Je ne sais pas quoi répondre. Je ramasse avec soin une poignée d’aiguilles de pin et attend la suite.
« Quand est-ce que tu as commencé ? »
Je sonde le visage de Harry, puis tourne les yeux vers la plage, de l’autre côté de la clairière. Notre bateau est là et oscille doucement au gré des vagues. On aperçoit les lumières de Miami au loin sur la droite, une pâle lueur blanche. Je ne comprends pas où veut en venir Harry, ce qu’il veut entendre. Mais c’est mon infaillible père adoptif ; il vaut mieux opter pour la vérité avec lui. Il sait toujours tout ou se débrouille pour savoir.
« Un an et demi », dis-je.
Harry hoche la tête.
« Pourquoi as-tu commencé ? »
Une très bonne question, mais qui, à quatorze ans, me dépasse.
« C’est juste… J’sentais que… Il le fallait », lui dis-je.
À l’époque déjà, si jeune mais si pondéré.
« Tu entends une voix ? me demande-t-il. Quelqu’un ou quelque chose qui te dit ce que tu dois faire et t’oblige à le faire ?
— Euh… dis-je avec l’éloquence des jeunes de quatorze ans. Pas exactement.
— Explique-moi. »
Ah, s’il pouvait y avoir une lune, une belle lune ronde, quelque chose de plus gros à regarder. J’attrape une autre poignée d’aiguilles de pin. J’ai les joues en feu, comme si papa m’avait demandé de raconter mes rêves érotiques. D’ailleurs, en un sens…

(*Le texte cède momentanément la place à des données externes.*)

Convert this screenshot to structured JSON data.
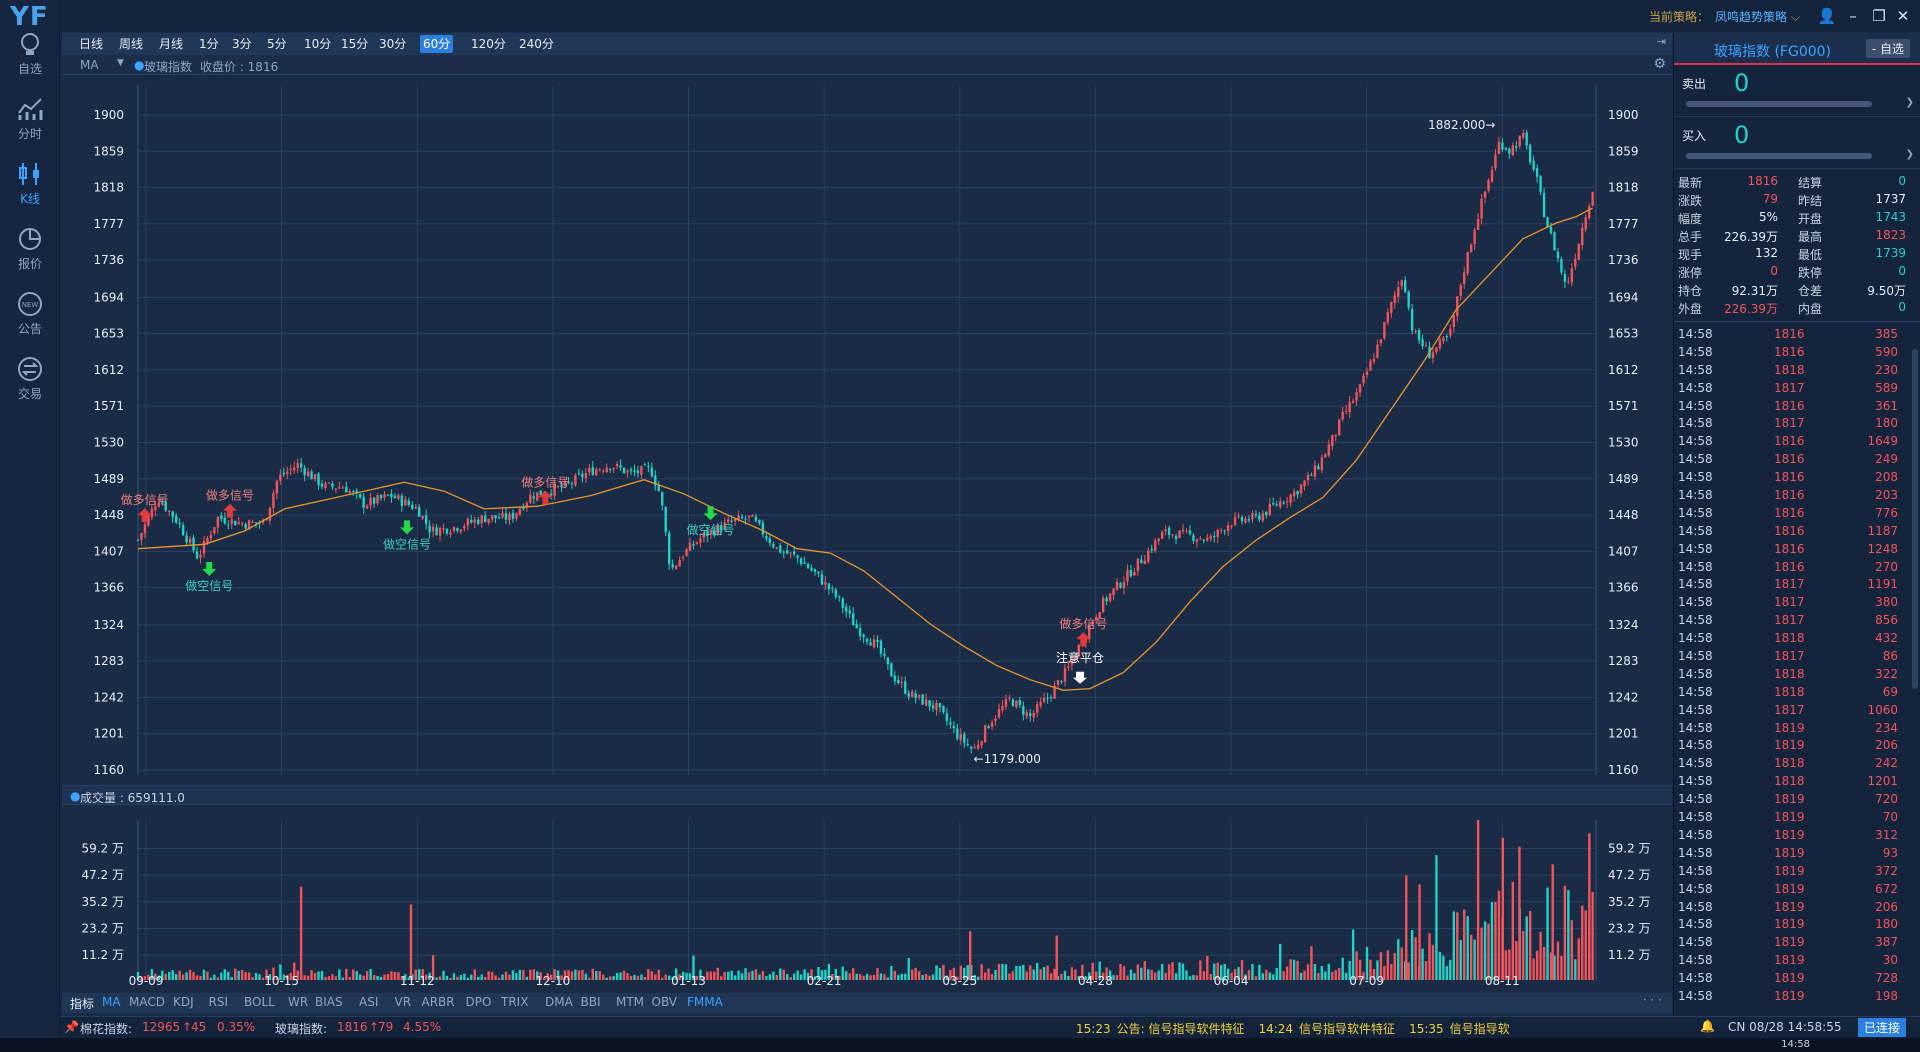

« Ben, euh… En fait, tu sais… Je sens un truc, finis-je par dire. À l’intérieur. Qui me regarde. Enfin, peut-être. Qui rit, plutôt. Mais pas vraiment une voix, juste… »
Un haussement d’épaules typique d’ado. Mais Harry a l’air de me suivre.
« Et ce truc, il t’oblige à tuer des choses. »
Très haut au-dessus de nous, un gros jet passe lentement.
« C’est-à-dire, euh… Il m’oblige pas, dis-je. C’est juste… Il me persuade que c’est une bonne idée.
— Tu as déjà eu envie de tuer autre chose ? Quelque chose de plus important qu’un chien ? »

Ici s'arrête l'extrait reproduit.